En Marbella, el lujo ya no se limita a la hotelería o al paisaje. Hoy también se sirve en la mesa. MANERO, la firma española de restauración creada por Carlos Bosch, inaugura una nueva etapa en el renovado hotel Don Carlos Marbella con un proyecto gastronómico que combina sofisticación mediterránea, tradición española y una visión contemporánea del hospitality. Más que la apertura de un restaurante, la llegada de MANERO representa el desembarco de una marca que entiende la gastronomía como una experiencia cultural completa.
Ubicado en Elviria, una de las zonas más exclusivas de la Costa del Sol, el proyecto comenzó con la apertura de Terrace + Campari Bar, un espacio concebido como un patio andaluz reinterpretado donde la vegetación, la artesanía y el diseño dialogan constantemente con el entorno. Allí, MANERO despliega algunos de sus grandes clásicos: caviar, conservas, ibéricos, bocatas gourmet y una propuesta de aperitivo mediterráneo protagonizada por spritz, vermuts y coctelería de autor. El ambiente, pensado para prolongar las sobremesas y convertir el mediodía en ritual, resume perfectamente el espíritu relajado y elegante de la marca.
La experiencia continúa ahora con la apertura simultánea de Bar MANERO y Bistró MANERO, dos conceptos distintos que completan esta primera fase de mil metros cuadrados frente al mar. El primero retoma el espíritu social y vibrante de sus sedes en Madrid y Alicante: barra clásica, tapas premium, caviar bar, DJ residente y una energía cosmopolita que conecta con el nuevo lifestyle de Marbella. El segundo apuesta por una experiencia más refinada, con servicio pausado y una carta que mezcla influencias francesas e italianas en platos como raviolis de colita de cigala, sopa de cebolla o Wellington de merluza, todo con una de las mejores vistas al Mediterráneo de la Costa del Sol.

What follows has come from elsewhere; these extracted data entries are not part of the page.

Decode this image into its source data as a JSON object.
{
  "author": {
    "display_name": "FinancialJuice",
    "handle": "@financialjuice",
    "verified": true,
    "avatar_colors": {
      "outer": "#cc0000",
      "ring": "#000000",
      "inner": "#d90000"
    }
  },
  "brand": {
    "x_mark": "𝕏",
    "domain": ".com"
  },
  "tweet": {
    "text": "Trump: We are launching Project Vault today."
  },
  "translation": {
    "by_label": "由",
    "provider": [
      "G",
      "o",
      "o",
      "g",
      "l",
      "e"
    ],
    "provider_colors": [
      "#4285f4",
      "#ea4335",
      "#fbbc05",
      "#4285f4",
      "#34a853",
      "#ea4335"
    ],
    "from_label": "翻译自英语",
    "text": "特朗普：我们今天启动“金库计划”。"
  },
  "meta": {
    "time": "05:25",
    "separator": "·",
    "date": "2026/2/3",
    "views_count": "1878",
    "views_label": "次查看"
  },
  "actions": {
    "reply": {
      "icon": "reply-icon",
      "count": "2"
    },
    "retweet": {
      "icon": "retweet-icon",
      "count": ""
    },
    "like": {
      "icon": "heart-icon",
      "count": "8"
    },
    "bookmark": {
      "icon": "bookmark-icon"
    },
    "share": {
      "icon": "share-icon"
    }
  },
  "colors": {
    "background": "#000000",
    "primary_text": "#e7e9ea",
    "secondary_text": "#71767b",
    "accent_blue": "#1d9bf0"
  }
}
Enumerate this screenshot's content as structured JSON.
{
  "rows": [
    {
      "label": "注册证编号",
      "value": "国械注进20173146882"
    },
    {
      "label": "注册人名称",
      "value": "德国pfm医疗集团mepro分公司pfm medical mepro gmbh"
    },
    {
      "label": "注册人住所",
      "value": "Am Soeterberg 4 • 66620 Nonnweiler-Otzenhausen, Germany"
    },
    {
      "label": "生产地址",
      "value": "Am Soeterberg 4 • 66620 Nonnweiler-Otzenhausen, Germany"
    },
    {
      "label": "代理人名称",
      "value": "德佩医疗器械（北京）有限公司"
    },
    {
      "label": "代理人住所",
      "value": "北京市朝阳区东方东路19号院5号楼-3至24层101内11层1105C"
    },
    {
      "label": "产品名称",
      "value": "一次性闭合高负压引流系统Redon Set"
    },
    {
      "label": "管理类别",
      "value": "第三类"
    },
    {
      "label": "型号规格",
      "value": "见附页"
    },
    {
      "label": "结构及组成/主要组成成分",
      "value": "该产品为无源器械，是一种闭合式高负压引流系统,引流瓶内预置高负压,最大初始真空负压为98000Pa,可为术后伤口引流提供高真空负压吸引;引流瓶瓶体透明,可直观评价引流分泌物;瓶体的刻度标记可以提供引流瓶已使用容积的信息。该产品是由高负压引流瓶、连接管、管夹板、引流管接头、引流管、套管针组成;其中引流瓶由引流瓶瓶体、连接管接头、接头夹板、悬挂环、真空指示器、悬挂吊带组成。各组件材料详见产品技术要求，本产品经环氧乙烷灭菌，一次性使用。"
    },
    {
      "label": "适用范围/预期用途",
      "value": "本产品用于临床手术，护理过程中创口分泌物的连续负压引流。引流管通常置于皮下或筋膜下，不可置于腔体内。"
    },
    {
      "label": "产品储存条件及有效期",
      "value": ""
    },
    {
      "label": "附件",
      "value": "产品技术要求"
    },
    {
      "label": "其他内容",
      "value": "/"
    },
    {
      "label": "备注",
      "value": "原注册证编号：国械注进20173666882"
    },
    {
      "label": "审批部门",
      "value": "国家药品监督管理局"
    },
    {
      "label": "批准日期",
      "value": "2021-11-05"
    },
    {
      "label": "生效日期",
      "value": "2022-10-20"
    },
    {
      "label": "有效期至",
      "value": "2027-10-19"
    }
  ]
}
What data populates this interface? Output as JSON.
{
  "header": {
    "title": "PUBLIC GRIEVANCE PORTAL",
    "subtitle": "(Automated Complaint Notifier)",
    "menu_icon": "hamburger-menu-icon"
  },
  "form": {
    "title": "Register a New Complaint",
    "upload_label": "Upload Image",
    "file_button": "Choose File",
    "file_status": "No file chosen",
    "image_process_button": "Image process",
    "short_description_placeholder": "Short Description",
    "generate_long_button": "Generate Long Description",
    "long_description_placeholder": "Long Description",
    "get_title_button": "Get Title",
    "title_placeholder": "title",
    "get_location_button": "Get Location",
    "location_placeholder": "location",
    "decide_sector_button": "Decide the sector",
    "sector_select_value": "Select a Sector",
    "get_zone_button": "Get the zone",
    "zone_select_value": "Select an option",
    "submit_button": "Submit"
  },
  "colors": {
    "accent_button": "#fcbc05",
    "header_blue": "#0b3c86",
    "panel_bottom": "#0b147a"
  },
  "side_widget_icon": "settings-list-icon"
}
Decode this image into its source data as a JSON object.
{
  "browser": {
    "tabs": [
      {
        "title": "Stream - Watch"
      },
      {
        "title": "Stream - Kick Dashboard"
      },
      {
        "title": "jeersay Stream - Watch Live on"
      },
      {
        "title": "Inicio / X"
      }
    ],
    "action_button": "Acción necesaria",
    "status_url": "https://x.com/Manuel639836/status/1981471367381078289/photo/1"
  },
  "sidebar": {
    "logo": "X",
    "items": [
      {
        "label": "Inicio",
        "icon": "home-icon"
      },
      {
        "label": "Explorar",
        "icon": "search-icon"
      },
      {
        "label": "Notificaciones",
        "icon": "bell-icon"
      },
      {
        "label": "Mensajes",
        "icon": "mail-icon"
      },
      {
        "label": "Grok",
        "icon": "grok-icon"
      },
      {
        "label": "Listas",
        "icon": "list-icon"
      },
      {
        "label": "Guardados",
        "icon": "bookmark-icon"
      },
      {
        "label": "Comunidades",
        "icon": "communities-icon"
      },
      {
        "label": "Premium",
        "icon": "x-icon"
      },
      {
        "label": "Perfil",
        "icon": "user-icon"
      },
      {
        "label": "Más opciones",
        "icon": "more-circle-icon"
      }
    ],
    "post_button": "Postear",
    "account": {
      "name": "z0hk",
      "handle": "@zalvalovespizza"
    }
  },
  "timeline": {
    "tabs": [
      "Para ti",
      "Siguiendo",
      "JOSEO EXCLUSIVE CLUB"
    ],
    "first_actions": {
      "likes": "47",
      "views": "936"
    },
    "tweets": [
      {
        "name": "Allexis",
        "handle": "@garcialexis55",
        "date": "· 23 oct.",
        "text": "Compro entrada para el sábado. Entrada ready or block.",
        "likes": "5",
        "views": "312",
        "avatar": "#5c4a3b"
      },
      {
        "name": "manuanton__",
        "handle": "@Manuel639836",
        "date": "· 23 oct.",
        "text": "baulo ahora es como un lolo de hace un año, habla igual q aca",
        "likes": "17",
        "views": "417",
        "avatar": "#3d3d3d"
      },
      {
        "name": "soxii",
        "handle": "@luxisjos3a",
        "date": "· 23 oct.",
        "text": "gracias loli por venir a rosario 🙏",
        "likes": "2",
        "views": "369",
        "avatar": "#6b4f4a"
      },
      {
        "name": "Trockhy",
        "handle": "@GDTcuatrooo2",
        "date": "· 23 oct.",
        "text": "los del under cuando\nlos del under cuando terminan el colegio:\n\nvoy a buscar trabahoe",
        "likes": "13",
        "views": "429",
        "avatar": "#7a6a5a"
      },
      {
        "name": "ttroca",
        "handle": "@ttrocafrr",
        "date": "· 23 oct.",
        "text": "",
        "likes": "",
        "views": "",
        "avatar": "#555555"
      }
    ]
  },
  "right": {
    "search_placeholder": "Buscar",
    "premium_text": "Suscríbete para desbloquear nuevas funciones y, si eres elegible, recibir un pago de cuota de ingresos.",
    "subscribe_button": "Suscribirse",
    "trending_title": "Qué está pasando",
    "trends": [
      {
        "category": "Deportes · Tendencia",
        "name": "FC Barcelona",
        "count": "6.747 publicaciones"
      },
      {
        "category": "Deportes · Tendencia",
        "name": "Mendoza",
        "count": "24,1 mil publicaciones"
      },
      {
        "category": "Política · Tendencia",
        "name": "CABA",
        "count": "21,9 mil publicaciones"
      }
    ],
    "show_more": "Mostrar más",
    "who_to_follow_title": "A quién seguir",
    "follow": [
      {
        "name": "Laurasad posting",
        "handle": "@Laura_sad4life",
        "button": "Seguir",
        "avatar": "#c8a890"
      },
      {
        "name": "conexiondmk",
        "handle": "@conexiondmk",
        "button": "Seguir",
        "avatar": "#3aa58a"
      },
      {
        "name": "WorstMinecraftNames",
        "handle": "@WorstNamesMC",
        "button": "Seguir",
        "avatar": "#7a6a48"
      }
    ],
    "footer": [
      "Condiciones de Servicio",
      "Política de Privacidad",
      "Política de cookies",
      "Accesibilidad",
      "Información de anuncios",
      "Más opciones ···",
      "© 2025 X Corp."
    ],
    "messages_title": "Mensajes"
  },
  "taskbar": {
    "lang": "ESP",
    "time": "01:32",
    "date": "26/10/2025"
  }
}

En el centro de todo aparece la Paella Mediterránea MANERO, convertida ya en el auténtico plato bandera de la casa. Lejos de cualquier interpretación turística, el arroz reivindica la tradición alicantina con una ejecución precisa: un solo grano, socarrat raspado frente al comensal y versiones como señoret, gamba roja o arroz a banda. Para Carlos Bosch, originario de Alicante, esta propuesta funciona como una declaración de identidad. “MANERO no abre un restaurante en Marbella. Aterriza con la convicción de que el lujo gastronómico español puede tener proyección internacional real, sin renunciar a su origen”, afirma el fundador.
El proyecto también introduce una agenda semanal de activaciones que convierte cada día en una experiencia distinta: jornadas de champagne libre, vermuteos musicales, noches de carnes a la brasa o brunch mediterráneo frente al mar. Todo responde a un mismo concepto: Gastro Life Style, el código que estructura el universo MANERO. Y esto apenas comienza. Para 2027 está prevista la apertura de MANERO Club, un espacio dedicado a coctelería, eventos privados y vida nocturna que terminará de consolidar uno de los proyectos gastronómicos más ambiciosos del Mediterráneo contemporáneo.